Once you define London as “not ours, not British” you are effectively choosing the latter. Anyone making such a choice needs to understand how dangerous the consequences could be.
I grew up in Wigan. I am white, English and – for me – being working class coincided with a precise, limited set of cultural codes. My childhood brain was filled with racist stereotypes by TV stand-up comedy and the British film industry. Because that period coincided with a high-point of economic wellbeing for my town, I understand very well how nostalgia for prosperity and nostalgia for a white monoculture can feed off each other.
But I also understand there is no going back. Because the mythic monoculture never existed. London was a multi-ethnic city long before I was born. Soho was Italian, Greek, gay and Jewish even when my grandfather stood there on Archer Street, during the Depression, trying to get gigs as a dance band saxophonist.
And you only have to watch a British movie from that era – try Charles Laughton in St Martin’s Lane – to understand that the “otherness” of London was a cultural fact already buried deep in the social psyche of Britain.

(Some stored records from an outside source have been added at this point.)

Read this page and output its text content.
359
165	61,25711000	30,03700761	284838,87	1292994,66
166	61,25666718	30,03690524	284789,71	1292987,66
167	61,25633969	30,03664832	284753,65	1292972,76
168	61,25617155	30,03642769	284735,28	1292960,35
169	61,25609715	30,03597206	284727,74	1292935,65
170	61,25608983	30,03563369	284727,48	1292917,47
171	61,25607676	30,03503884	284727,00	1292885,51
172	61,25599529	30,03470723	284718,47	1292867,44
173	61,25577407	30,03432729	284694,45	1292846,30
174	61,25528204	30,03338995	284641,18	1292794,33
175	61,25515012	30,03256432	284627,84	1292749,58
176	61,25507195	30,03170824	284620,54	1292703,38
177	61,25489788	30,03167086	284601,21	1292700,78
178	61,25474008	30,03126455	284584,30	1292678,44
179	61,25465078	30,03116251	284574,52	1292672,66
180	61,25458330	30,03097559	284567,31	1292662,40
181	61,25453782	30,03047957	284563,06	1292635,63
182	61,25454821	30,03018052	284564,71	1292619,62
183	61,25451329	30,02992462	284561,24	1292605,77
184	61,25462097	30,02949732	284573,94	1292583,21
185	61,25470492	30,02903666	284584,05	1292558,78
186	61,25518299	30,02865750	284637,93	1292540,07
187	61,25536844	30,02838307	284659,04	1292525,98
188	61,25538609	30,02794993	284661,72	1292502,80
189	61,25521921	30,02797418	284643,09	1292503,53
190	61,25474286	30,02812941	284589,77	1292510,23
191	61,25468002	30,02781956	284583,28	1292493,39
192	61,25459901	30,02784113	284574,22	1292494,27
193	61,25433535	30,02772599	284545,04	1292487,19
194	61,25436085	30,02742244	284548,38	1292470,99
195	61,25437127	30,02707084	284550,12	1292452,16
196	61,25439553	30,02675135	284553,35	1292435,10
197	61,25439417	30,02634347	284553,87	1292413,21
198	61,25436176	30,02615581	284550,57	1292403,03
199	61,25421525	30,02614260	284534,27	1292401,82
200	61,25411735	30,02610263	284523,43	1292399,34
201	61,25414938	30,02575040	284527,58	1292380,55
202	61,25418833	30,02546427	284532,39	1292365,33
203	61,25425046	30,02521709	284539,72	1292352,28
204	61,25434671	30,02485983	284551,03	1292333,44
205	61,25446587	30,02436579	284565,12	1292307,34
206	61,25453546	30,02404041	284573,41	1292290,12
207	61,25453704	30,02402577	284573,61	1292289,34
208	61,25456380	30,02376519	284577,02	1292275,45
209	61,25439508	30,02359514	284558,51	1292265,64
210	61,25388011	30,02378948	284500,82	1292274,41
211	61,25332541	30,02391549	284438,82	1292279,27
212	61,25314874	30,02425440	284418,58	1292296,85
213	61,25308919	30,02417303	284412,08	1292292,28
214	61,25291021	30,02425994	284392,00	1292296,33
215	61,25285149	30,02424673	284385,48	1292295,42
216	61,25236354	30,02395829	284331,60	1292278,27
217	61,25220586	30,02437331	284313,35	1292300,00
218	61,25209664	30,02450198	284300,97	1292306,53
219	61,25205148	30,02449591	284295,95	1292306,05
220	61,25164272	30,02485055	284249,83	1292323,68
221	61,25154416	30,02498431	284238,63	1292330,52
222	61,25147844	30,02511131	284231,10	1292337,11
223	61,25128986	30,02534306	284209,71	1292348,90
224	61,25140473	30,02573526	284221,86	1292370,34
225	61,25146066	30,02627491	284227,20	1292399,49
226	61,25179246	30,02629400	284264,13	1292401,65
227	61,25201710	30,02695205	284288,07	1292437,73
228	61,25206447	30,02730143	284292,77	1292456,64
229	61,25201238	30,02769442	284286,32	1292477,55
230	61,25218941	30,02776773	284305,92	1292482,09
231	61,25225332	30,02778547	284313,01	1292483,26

London’s diversity has been a celebrated part of the British identity for more than a century. If you are tired of it, you are tired of modern life.
So let’s understand what right-wing populism is doing. For now, there are two competing narratives at work: nativism and outright racism. Suella Braverman wants to “stop the boats” in the name of a multi-ethnic British population; Britain First are picketing refugee hostels in the name of white supremacy. Reform UK skating along the razor’s edge between them.
When you hear a celebrity commentator, welcomed in TV studios across the land, saying London is “not ours anymore” you would be right to worry about where this is going to end.